В отличие от ленинградской жизни, в Ташкенте я наконец-то обрёл желанную свободу. Тогда же приохотился к спорту. А поскольку муж моей тётки был Заслуженным тренером СССР по вольной борьбе, он и занялся моим физическим развитием. Скажу сразу, что именно увлечение борьбой и боксом на долгие годы определило мою жизненную позицию и существенно помогло мне в работе, связанной с огромным нервным и физическим напряжением. А в повседневной жизни я всегда мог постоять за себя перед любой угрозой. Именно спорту обязан я тем, что в свои 58 лет чувствую себя 25-летним, и потому до сих пор люблю танцевальную музыку, азартные игры и сексапильных тёлок.

Живя с бабушкой, душой я был привязан к другому своему дяде. Он тоже был фигурой замечательной! На ту пору ему было только 25 лет. Разумеется, он нигде не работал. Смыслом его жизни был бильярд. Эта пламенная страсть посетила дядю в 5-м классе в 12-летнем возрасте. В следующий, 6-й класс, он уже не пошел…
Играл дядя, конечно же, всегда только на деньги. На бильярдном поприще он к 20-ти годам стал абсолютным профессионалом и за счёт своего умения приобрел массу должников. Деньги ему платили все. Дядя для этого дела содержал армию бандитов.
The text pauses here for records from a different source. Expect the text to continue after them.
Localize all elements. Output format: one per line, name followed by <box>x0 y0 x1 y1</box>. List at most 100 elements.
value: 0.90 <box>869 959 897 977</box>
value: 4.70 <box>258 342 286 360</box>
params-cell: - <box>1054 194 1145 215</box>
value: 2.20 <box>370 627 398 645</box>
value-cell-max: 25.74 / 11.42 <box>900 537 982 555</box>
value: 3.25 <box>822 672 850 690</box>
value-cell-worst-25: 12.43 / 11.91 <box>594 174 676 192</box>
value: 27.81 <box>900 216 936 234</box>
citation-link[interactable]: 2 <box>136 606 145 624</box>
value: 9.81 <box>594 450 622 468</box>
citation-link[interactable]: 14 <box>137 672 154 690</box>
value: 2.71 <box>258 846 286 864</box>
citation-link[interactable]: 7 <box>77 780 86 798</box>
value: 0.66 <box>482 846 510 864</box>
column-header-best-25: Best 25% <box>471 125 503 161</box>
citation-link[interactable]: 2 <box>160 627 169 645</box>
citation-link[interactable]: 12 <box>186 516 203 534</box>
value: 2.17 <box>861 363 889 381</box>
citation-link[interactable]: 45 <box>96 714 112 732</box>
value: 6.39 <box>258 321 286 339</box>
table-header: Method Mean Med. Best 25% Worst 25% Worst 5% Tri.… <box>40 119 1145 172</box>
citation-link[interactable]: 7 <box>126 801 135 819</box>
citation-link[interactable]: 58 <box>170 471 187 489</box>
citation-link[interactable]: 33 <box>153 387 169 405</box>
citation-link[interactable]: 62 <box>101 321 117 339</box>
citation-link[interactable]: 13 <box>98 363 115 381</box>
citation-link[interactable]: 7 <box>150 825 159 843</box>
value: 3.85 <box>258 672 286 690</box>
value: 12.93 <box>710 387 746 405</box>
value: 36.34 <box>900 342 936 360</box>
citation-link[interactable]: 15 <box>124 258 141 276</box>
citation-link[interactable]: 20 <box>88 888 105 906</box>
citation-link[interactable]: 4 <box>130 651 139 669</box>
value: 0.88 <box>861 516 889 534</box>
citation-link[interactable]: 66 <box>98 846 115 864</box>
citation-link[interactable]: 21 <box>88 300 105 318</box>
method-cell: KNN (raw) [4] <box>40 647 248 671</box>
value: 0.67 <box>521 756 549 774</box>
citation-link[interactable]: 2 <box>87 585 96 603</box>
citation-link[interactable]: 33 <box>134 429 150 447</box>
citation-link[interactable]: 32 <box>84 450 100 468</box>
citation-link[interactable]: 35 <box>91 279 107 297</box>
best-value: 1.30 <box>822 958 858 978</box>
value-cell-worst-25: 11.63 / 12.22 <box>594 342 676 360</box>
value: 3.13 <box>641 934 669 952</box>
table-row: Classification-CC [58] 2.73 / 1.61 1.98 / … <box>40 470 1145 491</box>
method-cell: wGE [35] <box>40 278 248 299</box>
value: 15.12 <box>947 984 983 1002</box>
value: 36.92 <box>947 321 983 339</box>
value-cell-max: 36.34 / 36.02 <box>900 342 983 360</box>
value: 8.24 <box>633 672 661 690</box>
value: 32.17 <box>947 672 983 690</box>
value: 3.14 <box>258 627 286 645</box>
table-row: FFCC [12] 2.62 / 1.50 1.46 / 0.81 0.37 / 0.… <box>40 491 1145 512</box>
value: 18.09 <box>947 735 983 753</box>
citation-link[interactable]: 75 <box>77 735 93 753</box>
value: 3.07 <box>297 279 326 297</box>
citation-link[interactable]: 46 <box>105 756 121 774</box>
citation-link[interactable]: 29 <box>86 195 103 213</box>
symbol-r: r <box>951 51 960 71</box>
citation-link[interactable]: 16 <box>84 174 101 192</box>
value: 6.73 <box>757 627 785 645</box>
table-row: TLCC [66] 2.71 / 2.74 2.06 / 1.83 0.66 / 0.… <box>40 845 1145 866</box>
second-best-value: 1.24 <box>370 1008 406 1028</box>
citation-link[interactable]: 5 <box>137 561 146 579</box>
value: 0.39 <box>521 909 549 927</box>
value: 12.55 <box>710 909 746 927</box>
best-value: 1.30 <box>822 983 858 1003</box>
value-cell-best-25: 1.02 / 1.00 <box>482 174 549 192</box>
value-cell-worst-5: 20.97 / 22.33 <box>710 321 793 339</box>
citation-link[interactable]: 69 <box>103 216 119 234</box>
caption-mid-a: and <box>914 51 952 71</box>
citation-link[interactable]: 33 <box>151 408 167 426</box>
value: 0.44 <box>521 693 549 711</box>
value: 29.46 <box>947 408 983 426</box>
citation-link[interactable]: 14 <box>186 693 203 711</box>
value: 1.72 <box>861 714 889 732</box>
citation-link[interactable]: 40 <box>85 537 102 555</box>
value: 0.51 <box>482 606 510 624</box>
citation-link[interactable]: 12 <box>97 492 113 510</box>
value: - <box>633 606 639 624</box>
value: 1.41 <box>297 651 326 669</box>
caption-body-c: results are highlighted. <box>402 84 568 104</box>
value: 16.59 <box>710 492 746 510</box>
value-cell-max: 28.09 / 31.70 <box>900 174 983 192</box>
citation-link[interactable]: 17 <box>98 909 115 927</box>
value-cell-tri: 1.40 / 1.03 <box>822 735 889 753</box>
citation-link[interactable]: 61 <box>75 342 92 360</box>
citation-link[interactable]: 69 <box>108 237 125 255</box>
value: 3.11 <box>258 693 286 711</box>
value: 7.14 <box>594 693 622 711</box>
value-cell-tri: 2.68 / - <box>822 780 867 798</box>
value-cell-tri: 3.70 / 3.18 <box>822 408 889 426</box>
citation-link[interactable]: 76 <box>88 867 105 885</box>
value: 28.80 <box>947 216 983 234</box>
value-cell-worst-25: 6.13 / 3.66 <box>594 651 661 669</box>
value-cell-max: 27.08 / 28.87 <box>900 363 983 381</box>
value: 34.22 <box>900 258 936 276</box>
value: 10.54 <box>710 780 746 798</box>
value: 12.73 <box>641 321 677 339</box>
Еще дядя любил женщин и карты. Выигранное на бильярде уходило на карточные долги и любовные утехи. В Ташкенте с ним в бильярд практически уже никто играть не рисковал. Игроки его класса обычно обретались в столице, поэтому дядя очень скоро появился в Москве. Там он — среди прочих — склонил к бильярду азартного маршала Жукова и чуть позже — неповоротливого президента Подгорного (председателя Президиума Верховного Совета СССР — ред.).

Жертвы дядиной игры предприняли кое-какие хлопоты, и, не имея перед Родиной иных заслуг, кроме бильярдных, он очень скоро получил московскую прописку и отличную 3-х-комнатную квартиру в центре Москвы. Из занюханного Ташкента я часто наведывался к дяде в Москву. Дядя меня всегда охотно принимал, водил по ресторанам, знакомил со своим окружением, людьми серьезными, жившими, как тогда говорили, на широкую ногу. Разумеется, картины московской жизни и роскоши производили на меня глубокое впечатление. Всякий раз я возвращался в Ташкент с необычайной грустью. Жизнь превращалась в праздник только, когда из Москвы снова наезжал дядя.

Лагерная разборка

Дядя водил меня в парк, на Комсомольское озеро. В парке — отдыхающая публика. А где публика, там деньги. И я, разумеется, учился, учился и учился, как завещал Ильич. И, как показала вся моя дальнейшая жизнь, научился многому.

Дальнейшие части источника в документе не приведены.